Anywho, I hail from a family of engineers and was introduced to programming at an early age. As a miniature humanoid, I discovered that practice let me hit buttons on a keyboard and have my textual protagonist dance on my terminal -- that was cool! Mimicking those around me, I hacked with an Apple laptop, running macOS, compiling in Xcode, and talking on Skype. I was vaguely aware of the free software ethos, so sometimes I liberated my code. Sometimes I did not. I was little more than a button masher with a flashing TTY; I wrote video games while inside a video game, my life firewalled from reality.

I grew up. Offline, I learned in school about politics, civics, history. My fascination grew from PHP and C++ to Dr. King, Mahatma Gandhi, Cesar Chavez: real people, making real change, in the real world. Online, I added Richard Stallman to my nascent list of heroes. Discovering the free software movement transformed me. Soon, armed with both programming and politics, I watched the genie fly out of the bottle, granting me three wishes. I chose liberty, equality, and fraternity – Vive la philosophie! Yet I was restless. I was still. How could I? People lived. People died. Programs booted. Programs -9'd. The world spun. I sat. How could I? How could I? I put 10 and 10 together, and soon I knew my mission: to program for freedom, to write free software. Voracious, I read code and prose, and focused, I hacked and hacked.

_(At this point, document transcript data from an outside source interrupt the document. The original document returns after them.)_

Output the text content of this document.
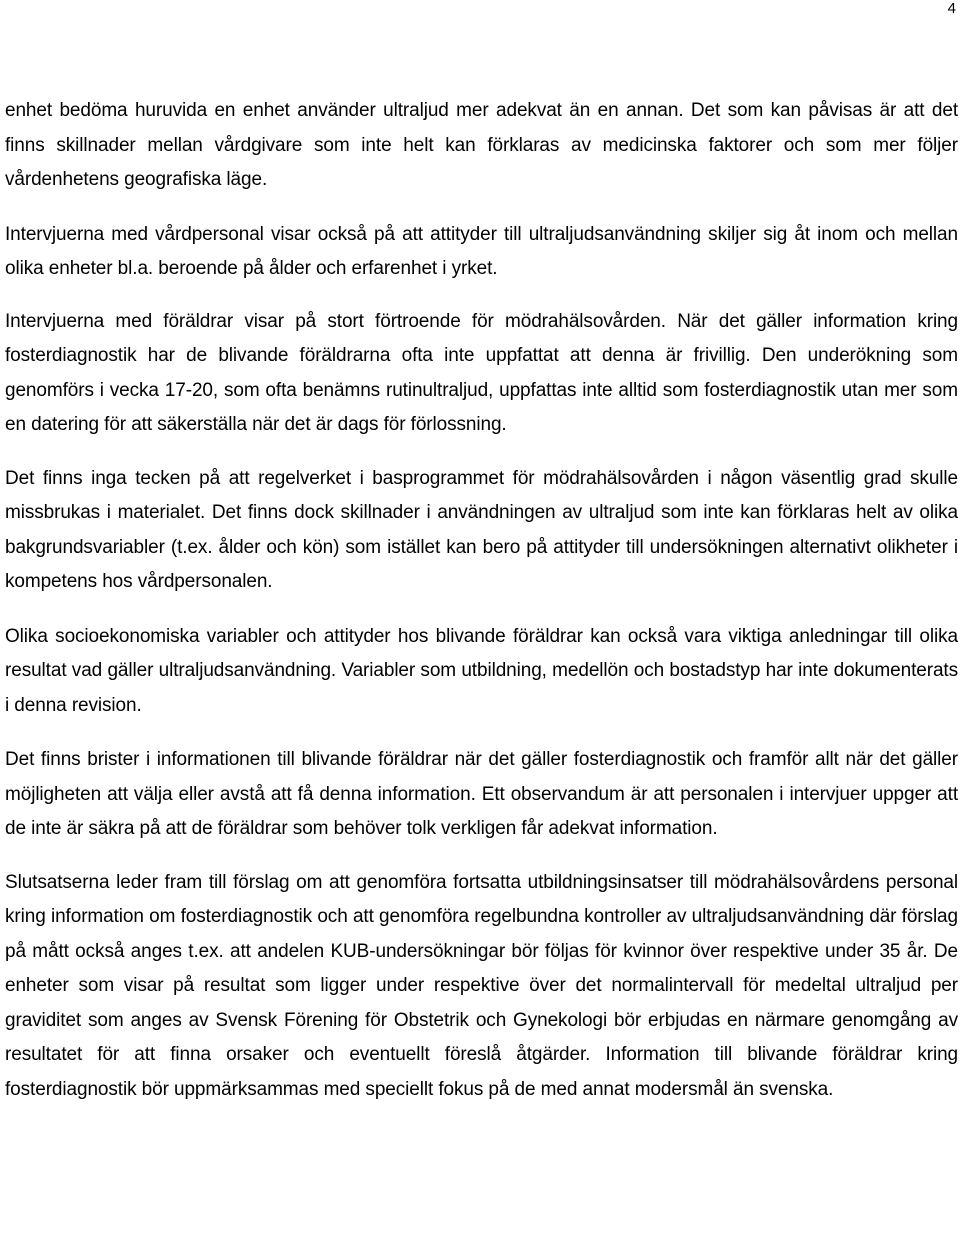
4

enhet bedöma huruvida en enhet använder ultraljud mer adekvat än en annan. Det som kan påvisas är att det finns skillnader mellan vårdgivare som inte helt kan förklaras av medicinska faktorer och som mer följer vårdenhetens geografiska läge.

Intervjuerna med vårdpersonal visar också på att attityder till ultraljudsanvändning skiljer sig åt inom och mellan olika enheter bl.a. beroende på ålder och erfarenhet i yrket.

Intervjuerna med föräldrar visar på stort förtroende för mödrahälsovården. När det gäller information kring fosterdiagnostik har de blivande föräldrarna ofta inte uppfattat att denna är frivillig. Den underökning som genomförs i vecka 17-20, som ofta benämns rutinultraljud, uppfattas inte alltid som fosterdiagnostik utan mer som en datering för att säkerställa när det är dags för förlossning.

Det finns inga tecken på att regelverket i basprogrammet för mödrahälsovården i någon väsentlig grad skulle missbrukas i materialet. Det finns dock skillnader i användningen av ultraljud som inte kan förklaras helt av olika bakgrundsvariabler (t.ex. ålder och kön) som istället kan bero på attityder till undersökningen alternativt olikheter i kompetens hos vårdpersonalen.

Olika socioekonomiska variabler och attityder hos blivande föräldrar kan också vara viktiga anledningar till olika resultat vad gäller ultraljudsanvändning. Variabler som utbildning, medellön och bostadstyp har inte dokumenterats i denna revision.

Det finns brister i informationen till blivande föräldrar när det gäller fosterdiagnostik och framför allt när det gäller möjligheten att välja eller avstå att få denna information. Ett observandum är att personalen i intervjuer uppger att de inte är säkra på att de föräldrar som behöver tolk verkligen får adekvat information.

Slutsatserna leder fram till förslag om att genomföra fortsatta utbildningsinsatser till mödrahälsovårdens personal kring information om fosterdiagnostik och att genomföra regelbundna kontroller av ultraljudsanvändning där förslag på mått också anges t.ex. att andelen KUB-undersökningar bör följas för kvinnor över respektive under 35 år. De enheter som visar på resultat som ligger under respektive över det normalintervall för medeltal ultraljud per graviditet som anges av Svensk Förening för Obstetrik och Gynekologi bör erbjudas en närmare genomgång av resultatet för att finna orsaker och eventuellt föreslå åtgärder. Information till blivande föräldrar kring fosterdiagnostik bör uppmärksammas med speciellt fokus på de med annat modersmål än svenska.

Today, this path has led to me to copyleft my blog on free software, to condemn proprietary software at every turn, and most of all, to code, to collaborate, to contribute.

Critically, I have developed a focus on low-level freedom. I joined Libreboot, a free boot firmware, and through that immersion in boot freedom, I learned of two grave new threats: the Intel Management Engine and the AMD Platform Security Processor. It became clear that Intel and AMD's x86, the dominant architecture among free and proprietary software users alike, no longer belonged in our movement. I switched to ARM machines.

Unfortunately, free software support for ARM is lacking. On popular almost-free chipsets like the RK3288, the graphics processor requires proprietary blobs. Thus, we hackers are creating Panfrost, a free driver for modern ARM Mali chips. Today, on an RK3288 laptop, Panfrost is mature enough to run the famous benchmark, es2gears, with zero lines of proprietary code. But even with projects like Panfrost, intense ARM fragmentation has made the architectural jump a RISCy proposition for free software supporters. Indeed, there is not yet a user-friendly, fully free GNU/Linux distribution available for ARM.

This summer with the FSF, I am working to address these issues. My immediate focus is contributing to ARM-related resources like the LibrePlanet wiki and the FSF website. Longer-term, I seek to improve distribution support to enable x86-bound users to make the switch. No one -- and no zero -- has claimed the road ahead is easy. But little by little, together we can chip away at the proprietary monopoly, in the name of freer chips.